I was one of them for a couple of semesters at the University of Louisville when I was living in Kentucky in the 1980s. A “streetcar” college with a predominantly lower class student body and many African-Americans, the university raised millions from private donors to build an enormous sports stadium—that was what their largely male, white and right-wing supporters wanted. Meanwhile we adjuncts were doing our best to teach writing to students who through no fault of their own were so poorly prepared it was an exercise in frustration for all. But this core responsibility of the university didn’t resonate with the donors who thronged to the big new sports arena.
Since then most of the college level teaching in this country happens at the community colleges where tuition is almost affordable but where salaries for teachers don’t begin to finance even a modest middle class life.
Do we really believe in education as a free exchange of ideas? Or is that too threatening, as the Civil Rights Movement, The Women’s Movement, Black Lives Matter, and organizing for gay and transgender rights has shown? The backlash goes on and on, silently and underground in some eras, rampant in others.
What are we losing?
Andria Creighton says
I was lucky enough to go to a very small Catholic two year college in the 1970’s. Like many small Catholic colleges in America, it no longer exists. The nuns and lay teachers gave us kids a great education. I had private French lessons since there were only two of us in the class.
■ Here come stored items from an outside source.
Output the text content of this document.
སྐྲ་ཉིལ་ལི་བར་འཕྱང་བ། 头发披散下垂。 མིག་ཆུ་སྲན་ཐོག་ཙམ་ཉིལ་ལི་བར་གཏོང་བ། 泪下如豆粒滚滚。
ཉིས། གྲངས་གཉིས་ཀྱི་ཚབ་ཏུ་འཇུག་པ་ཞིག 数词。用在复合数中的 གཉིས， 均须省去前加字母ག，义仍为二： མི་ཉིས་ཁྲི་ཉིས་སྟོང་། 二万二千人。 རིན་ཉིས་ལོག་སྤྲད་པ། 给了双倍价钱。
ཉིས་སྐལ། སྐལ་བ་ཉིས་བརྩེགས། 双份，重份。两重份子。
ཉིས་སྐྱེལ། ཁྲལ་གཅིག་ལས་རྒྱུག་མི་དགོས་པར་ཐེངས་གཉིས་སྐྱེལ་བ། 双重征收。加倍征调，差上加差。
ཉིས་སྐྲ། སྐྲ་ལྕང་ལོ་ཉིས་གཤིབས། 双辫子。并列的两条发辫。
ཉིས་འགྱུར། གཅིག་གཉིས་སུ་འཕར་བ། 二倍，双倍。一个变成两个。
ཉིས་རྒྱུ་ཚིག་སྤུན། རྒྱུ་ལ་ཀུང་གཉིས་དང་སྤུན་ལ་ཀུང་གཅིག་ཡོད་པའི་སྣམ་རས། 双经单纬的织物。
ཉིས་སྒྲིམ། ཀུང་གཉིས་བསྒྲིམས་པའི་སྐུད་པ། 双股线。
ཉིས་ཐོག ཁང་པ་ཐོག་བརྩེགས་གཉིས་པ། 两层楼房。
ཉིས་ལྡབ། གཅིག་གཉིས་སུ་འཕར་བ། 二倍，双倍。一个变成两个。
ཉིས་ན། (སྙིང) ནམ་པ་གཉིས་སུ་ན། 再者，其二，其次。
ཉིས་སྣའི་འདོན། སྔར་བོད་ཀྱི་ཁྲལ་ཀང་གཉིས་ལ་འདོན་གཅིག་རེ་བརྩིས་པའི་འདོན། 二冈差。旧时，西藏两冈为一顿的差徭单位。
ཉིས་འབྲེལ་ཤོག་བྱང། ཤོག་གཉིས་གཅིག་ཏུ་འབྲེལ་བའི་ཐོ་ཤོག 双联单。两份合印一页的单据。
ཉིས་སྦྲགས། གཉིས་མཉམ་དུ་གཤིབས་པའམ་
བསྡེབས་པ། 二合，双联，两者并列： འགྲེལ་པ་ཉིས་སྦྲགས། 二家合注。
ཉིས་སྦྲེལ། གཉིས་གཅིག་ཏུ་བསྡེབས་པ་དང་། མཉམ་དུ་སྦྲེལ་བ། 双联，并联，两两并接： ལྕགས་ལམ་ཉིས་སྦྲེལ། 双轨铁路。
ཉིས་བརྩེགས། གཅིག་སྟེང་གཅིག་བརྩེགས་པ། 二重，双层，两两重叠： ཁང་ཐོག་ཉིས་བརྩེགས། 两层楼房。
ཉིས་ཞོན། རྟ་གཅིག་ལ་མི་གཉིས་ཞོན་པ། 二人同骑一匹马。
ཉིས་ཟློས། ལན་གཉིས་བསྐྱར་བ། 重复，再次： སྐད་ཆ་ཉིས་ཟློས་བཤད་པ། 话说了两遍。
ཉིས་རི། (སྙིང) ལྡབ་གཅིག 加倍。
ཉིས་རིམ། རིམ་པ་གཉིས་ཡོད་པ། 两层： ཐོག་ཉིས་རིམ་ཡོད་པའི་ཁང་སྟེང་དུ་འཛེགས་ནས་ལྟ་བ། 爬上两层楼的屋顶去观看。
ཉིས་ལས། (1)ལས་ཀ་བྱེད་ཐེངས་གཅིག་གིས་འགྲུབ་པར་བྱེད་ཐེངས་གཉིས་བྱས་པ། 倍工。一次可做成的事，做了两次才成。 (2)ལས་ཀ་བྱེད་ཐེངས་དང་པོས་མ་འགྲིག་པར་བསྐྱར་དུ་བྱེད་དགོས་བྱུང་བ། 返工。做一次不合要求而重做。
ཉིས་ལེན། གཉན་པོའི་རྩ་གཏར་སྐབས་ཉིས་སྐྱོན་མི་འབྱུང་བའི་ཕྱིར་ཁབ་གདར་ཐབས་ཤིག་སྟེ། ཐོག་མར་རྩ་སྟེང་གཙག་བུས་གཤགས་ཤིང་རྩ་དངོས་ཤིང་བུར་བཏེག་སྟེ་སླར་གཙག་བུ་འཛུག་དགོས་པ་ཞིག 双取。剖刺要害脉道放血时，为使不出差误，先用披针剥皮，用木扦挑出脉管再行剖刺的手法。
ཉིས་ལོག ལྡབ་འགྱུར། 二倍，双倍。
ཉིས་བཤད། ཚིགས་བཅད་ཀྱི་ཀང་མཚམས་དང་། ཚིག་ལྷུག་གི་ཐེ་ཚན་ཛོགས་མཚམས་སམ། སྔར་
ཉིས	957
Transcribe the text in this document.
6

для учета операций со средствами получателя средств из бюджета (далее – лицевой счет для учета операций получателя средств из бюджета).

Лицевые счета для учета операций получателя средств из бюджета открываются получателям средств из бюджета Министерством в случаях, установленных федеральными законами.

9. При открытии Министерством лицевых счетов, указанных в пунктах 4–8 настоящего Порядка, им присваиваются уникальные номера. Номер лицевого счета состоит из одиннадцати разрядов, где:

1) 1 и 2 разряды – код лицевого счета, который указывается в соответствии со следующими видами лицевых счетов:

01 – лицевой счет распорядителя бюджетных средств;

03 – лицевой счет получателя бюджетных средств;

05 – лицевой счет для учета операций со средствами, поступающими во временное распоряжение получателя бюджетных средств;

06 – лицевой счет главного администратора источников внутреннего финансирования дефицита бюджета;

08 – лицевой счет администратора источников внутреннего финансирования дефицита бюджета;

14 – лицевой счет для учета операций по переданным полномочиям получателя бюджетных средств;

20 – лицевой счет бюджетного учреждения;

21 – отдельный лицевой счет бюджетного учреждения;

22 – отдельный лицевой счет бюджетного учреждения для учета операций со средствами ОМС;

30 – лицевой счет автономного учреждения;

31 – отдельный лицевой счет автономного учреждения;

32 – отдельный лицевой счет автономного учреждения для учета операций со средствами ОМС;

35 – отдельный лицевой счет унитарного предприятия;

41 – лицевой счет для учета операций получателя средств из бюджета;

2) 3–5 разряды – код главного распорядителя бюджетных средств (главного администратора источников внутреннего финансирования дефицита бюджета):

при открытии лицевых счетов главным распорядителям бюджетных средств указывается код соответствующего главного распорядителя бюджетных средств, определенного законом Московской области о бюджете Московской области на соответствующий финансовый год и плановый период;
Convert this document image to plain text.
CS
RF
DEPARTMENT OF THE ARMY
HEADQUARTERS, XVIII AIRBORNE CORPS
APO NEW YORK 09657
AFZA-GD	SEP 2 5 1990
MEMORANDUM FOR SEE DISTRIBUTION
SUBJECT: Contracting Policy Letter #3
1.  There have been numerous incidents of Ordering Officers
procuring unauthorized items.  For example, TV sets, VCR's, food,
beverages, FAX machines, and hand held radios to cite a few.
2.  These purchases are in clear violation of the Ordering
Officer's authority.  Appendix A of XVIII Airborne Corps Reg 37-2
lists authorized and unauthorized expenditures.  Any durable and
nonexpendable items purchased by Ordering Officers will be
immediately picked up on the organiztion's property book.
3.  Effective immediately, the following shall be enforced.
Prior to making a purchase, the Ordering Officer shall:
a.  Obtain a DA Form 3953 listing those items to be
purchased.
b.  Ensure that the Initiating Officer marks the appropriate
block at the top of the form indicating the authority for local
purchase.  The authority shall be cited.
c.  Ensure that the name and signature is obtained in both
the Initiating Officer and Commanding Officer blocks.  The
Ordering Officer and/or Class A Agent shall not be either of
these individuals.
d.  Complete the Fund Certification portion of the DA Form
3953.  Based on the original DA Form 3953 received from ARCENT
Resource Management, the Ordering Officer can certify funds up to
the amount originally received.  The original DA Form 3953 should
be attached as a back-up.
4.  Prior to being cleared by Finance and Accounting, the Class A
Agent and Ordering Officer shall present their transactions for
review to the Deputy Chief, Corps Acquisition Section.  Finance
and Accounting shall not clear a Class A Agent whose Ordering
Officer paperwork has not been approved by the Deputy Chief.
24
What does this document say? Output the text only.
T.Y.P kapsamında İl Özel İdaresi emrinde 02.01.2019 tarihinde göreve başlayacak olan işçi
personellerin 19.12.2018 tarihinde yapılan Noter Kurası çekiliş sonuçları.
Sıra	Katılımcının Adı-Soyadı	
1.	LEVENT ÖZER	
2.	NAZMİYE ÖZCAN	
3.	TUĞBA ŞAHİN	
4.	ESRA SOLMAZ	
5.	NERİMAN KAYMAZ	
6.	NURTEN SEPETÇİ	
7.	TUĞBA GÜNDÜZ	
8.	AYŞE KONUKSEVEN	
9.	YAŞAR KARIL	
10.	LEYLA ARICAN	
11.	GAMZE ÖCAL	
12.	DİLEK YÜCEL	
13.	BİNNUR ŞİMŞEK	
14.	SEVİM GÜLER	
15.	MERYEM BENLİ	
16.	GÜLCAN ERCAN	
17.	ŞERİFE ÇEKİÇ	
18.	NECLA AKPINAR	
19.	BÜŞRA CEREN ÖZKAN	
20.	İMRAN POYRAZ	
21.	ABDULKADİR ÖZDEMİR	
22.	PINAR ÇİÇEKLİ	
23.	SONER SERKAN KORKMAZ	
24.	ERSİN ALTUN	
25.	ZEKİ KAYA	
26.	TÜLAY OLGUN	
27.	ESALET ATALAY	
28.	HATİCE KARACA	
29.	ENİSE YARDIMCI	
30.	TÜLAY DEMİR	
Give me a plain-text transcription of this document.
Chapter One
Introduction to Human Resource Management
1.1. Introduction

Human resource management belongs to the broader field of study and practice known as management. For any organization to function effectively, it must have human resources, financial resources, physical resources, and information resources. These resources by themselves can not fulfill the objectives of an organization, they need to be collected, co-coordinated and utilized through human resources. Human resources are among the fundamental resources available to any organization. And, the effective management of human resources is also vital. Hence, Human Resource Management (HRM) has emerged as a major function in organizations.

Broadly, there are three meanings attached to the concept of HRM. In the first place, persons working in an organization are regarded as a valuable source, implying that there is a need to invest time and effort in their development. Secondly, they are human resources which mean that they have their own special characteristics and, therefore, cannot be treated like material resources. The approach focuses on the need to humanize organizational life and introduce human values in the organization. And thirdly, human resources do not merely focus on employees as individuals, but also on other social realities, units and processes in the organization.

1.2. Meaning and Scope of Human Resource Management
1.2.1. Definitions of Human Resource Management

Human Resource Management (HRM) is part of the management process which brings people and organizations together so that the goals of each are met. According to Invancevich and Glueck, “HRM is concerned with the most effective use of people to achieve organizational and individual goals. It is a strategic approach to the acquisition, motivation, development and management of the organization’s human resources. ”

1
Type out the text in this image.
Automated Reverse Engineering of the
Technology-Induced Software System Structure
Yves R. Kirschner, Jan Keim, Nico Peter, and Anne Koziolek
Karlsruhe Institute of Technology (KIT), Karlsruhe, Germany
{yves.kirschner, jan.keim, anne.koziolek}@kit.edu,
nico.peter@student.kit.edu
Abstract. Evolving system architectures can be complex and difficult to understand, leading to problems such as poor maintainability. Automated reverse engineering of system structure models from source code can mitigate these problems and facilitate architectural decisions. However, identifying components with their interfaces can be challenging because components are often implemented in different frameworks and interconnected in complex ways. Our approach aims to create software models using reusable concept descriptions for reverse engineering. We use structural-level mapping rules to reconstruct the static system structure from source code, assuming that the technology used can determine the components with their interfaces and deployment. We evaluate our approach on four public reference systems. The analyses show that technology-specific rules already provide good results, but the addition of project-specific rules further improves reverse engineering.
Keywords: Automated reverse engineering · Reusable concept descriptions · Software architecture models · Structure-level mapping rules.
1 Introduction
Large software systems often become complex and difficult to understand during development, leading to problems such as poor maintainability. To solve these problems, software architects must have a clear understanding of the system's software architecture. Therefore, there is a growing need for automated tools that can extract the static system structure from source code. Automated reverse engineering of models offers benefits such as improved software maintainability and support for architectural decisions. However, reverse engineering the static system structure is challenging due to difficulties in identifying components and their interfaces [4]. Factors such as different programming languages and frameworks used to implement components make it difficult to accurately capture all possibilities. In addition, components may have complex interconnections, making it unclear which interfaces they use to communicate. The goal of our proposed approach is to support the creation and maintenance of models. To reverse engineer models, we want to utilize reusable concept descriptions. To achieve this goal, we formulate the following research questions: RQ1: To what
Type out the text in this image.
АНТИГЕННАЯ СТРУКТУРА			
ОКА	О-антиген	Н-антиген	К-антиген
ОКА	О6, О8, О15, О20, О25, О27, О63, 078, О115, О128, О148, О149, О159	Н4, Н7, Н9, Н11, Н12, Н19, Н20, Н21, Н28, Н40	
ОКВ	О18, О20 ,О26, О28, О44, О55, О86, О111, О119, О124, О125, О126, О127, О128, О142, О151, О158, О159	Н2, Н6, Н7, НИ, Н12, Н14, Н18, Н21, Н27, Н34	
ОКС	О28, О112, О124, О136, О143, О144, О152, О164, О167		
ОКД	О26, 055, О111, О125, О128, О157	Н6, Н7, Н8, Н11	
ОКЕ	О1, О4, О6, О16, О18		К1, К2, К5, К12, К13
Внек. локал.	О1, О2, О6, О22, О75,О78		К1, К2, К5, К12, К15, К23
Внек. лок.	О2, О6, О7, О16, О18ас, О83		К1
I went on to the University of Iowa. That was much different! I had one Teacher’s Assistant, but because I was a junior I mostly got profs. My husband attended CU in Boulder. He had some kind of science class that was only taught by a TA. This guy was from India and he spoke English with a heavy accent that the kids could hardly understand! I am all for equal rights for all, but CU most likely paid this guy next to nothing and the kids got next to nothing in that science class.